With funding from the PRF, we have identified several catalyst modifications that accelerate the cycloreversion step with less-strained olefin substrates (Figure 2). Among these, we have found that angle strain is an important structural variable, specifically that catalysts with larger C–N–N bond angles that will favor the all sp2-hybridized cycloreversion products (with preferred angles of ~120¼) while destabilizing the all sp3-hybridized cycloadducts (with preferred angles of ~109¼). We have also found that steric congestion also correlates to increase cycloreversion rates, suggesting that catalyst substitution may offer enhanced reactivity. Finally, we have identified electronically-modified catalysts that provide massive acceleration for the cycloreversion step that should lead to the development of a significant expansion of catalytic carbonyl-olefin metathesis chemistry. This latter effect represents the primary focus of our research moving forward.
We have also investigated a variety of step-wise double bond metathesis reactions that have significant implications for complex molecule synthesis. These reactions make use of simple and widely available reactants and thus should offer a general menu of new methods in this area.

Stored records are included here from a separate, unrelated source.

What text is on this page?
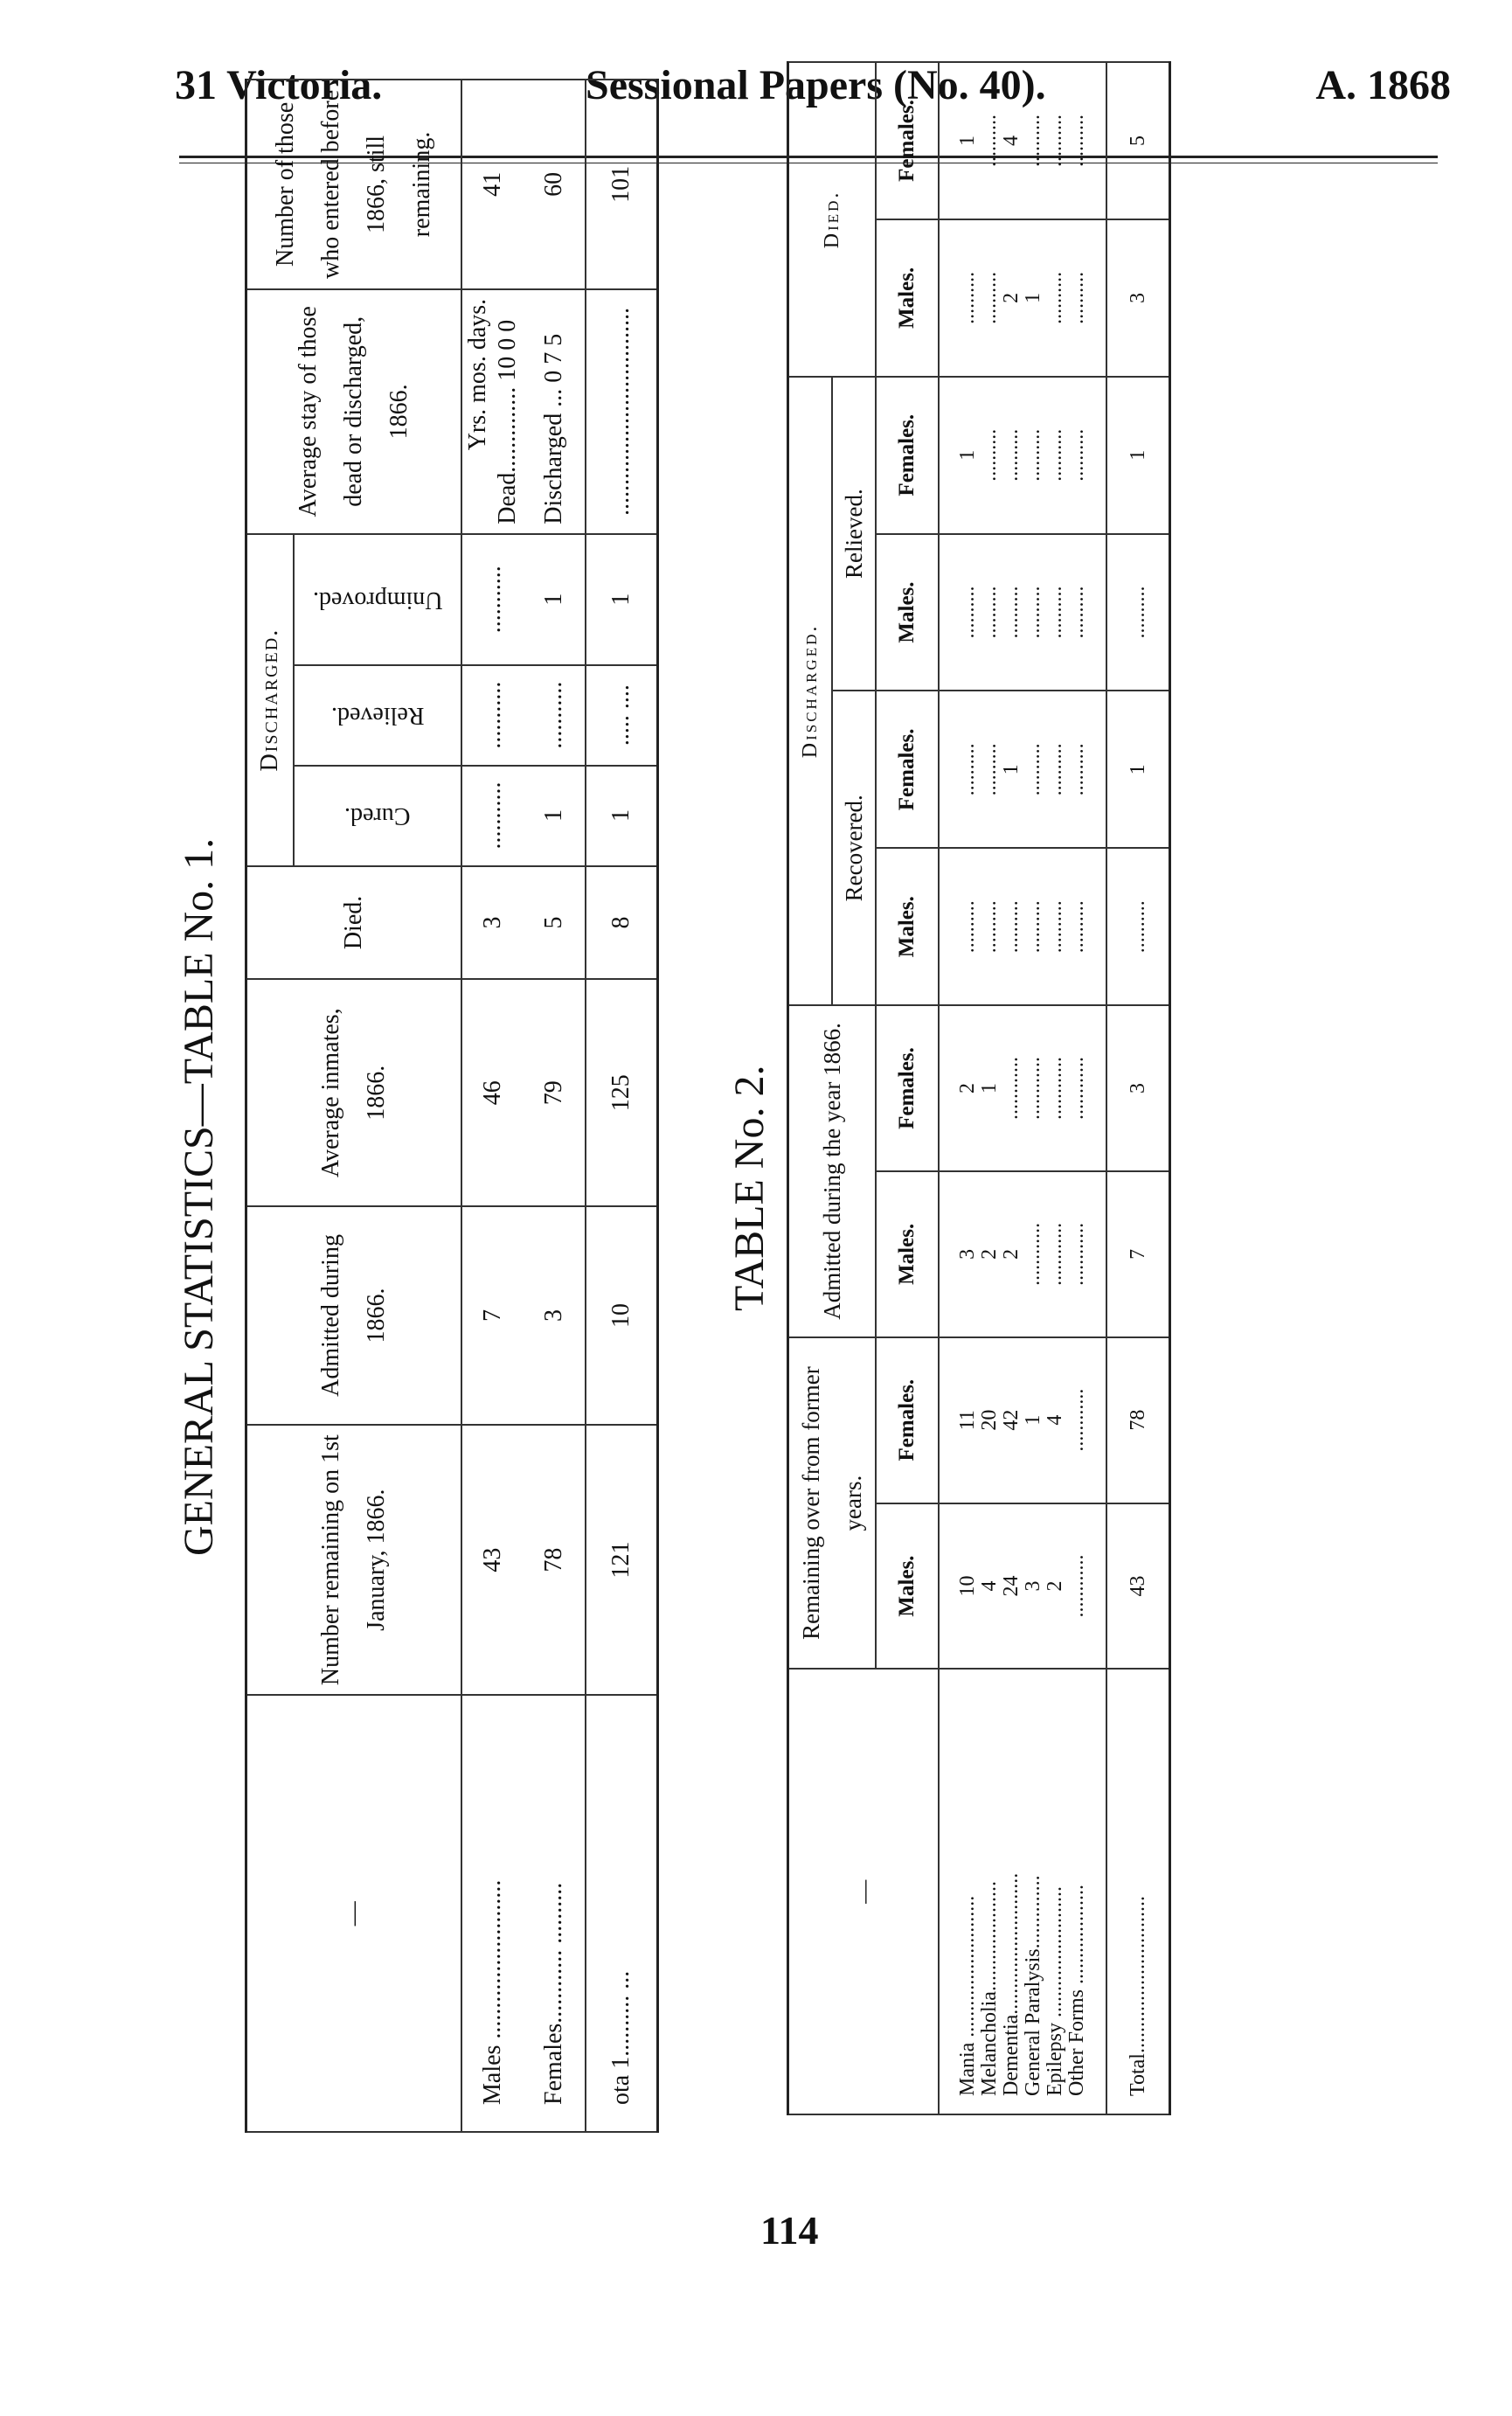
31 Victoria.	Sessional Papers (No. 40).	A. 1868
GENERAL STATISTICS—TABLE No. 1.
—	Number remaining on 1st January, 1866.	Admitted during 1866.	Average inmates, 1866.	Died.	Discharged.			Average stay of those dead or discharged, 1866.	Number of those who entered before 1866, still remaining.

					Cured.	Relieved.	Unimproved.		

Males ..........................	43	7	46	3	...........	...........	...........	Yrs. mos. days. Dead.............. 10 0 0	41
Females............ ..........	78	3	79	5	1	...........	1	Discharged ... 0 7 5	60
ota 1.......... ...	121	10	125	8	1	..... ....	1	..................................	101
TABLE No. 2.
—	Remaining over from former years.		Admitted during the year 1866.		Discharged.				Died.	
					Recovered.		Relieved.			
	Males.	Females.	Males.	Females.	Males.	Females.	Males.	Females.	Males.	Females.
Mania ...........................	10	11	3	2	..........	..........	..........	1	..........	1
Melancholia.....................	4	20	2	1	..........	..........	..........	..........	..........	..........
Dementia...........................	24	42	2	............	..........	1	..........	..........	2	4
General Paralysis..............	3	1	............	............	..........	..........	..........	..........	1	..........
Epilepsy .........................	2	4	............	............	..........	..........	..........	..........	..........	..........
Other Forms ...................	............	............	............	............	..........	..........	..........	..........	..........	..........
Total..............................	43	78	7	3	..........	1	..........	1	3	5
114
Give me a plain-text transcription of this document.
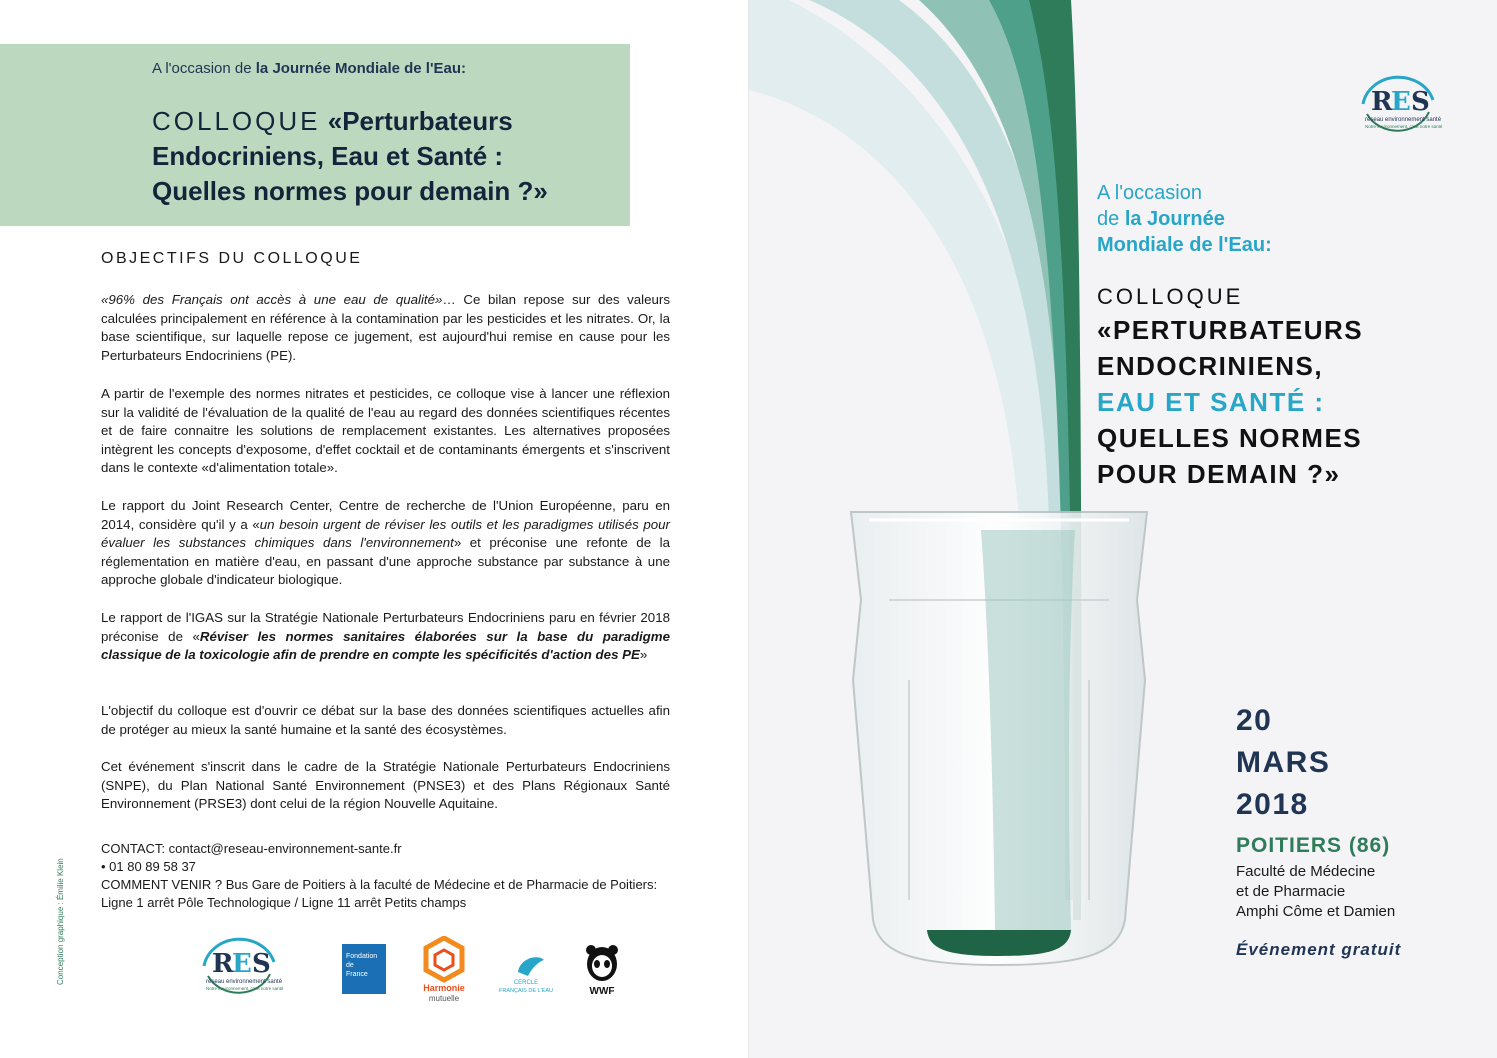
A l'occasion de la Journée Mondiale de l'Eau:
COLLOQUE «Perturbateurs
Endocriniens, Eau et Santé :
Quelles normes pour demain ?»
OBJECTIFS DU COLLOQUE
«96% des Français ont accès à une eau de qualité»… Ce bilan repose sur des valeurs calculées principalement en référence à la contamination par les pesticides et les nitrates. Or, la base scientifique, sur laquelle repose ce jugement, est aujourd'hui remise en cause pour les Perturbateurs Endocriniens (PE).
A partir de l'exemple des normes nitrates et pesticides, ce colloque vise à lancer une réflexion sur la validité de l'évaluation de la qualité de l'eau au regard des données scientifiques récentes et de faire connaitre les solutions de remplacement existantes. Les alternatives proposées intègrent les concepts d'exposome, d'effet cocktail et de contaminants émergents et s'inscrivent dans le contexte «d'alimentation totale».
Le rapport du Joint Research Center, Centre de recherche de l'Union Européenne, paru en 2014, considère qu'il y a «un besoin urgent de réviser les outils et les paradigmes utilisés pour évaluer les substances chimiques dans l'environnement» et préconise une refonte de la réglementation en matière d'eau, en passant d'une approche substance par substance à une approche globale d'indicateur biologique.
Le rapport de l'IGAS sur la Stratégie Nationale Perturbateurs Endocriniens paru en février 2018 préconise de «Réviser les normes sanitaires élaborées sur la base du paradigme classique de la toxicologie afin de prendre en compte les spécificités d'action des PE»
L'objectif du colloque est d'ouvrir ce débat sur la base des données scientifiques actuelles afin de protéger au mieux la santé humaine et la santé des écosystèmes.
Cet événement s'inscrit dans le cadre de la Stratégie Nationale Perturbateurs Endocriniens (SNPE), du Plan National Santé Environnement (PNSE3) et des Plans Régionaux Santé Environnement (PRSE3) dont celui de la région Nouvelle Aquitaine.
CONTACT: contact@reseau-environnement-sante.fr
• 01 80 89 58 37
COMMENT VENIR ? Bus Gare de Poitiers à la faculté de Médecine et de Pharmacie de Poitiers: Ligne 1 arrêt Pôle Technologique / Ligne 11 arrêt Petits champs
Conception graphique : Émilie Klein	R
E S
réseau environnement santé
Notre environnement, c'est notre santé
Fondation
de
France
Harmonie
mutuelle
CERCLE
FRANÇAIS DE L'EAU	WWF
R
E S
réseau environnement santé
Notre environnement, c'est notre santé
A l'occasion
de la Journée
Mondiale de l'Eau:
COLLOQUE
«PERTURBATEURS
ENDOCRINIENS,
EAU ET SANTÉ :
QUELLES NORMES
POUR DEMAIN ?»
20
MARS
2018
POITIERS (86)
Faculté de Médecine
et de Pharmacie
Amphi Côme et Damien
Événement gratuit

This ACS-PRF grant has helped to support the training of five different graduate students working toward their Ph.D. degrees, three during the current period. Through their efforts on this program, these students received training in the techniques of organic synthesis, including reaction set up and workup, product purification, data collection and analysis, and the logic of project development. Two of these students have graduated with their Ph.D.s, with this PRF-funded research serving as a significant portion of their thesis work. Of the two other students still working toward their degrees, one was able to begin her graduate studies this past summer because of the funding from this grant, and her thesis work will continue to build on the foundation the PRF funding has provided.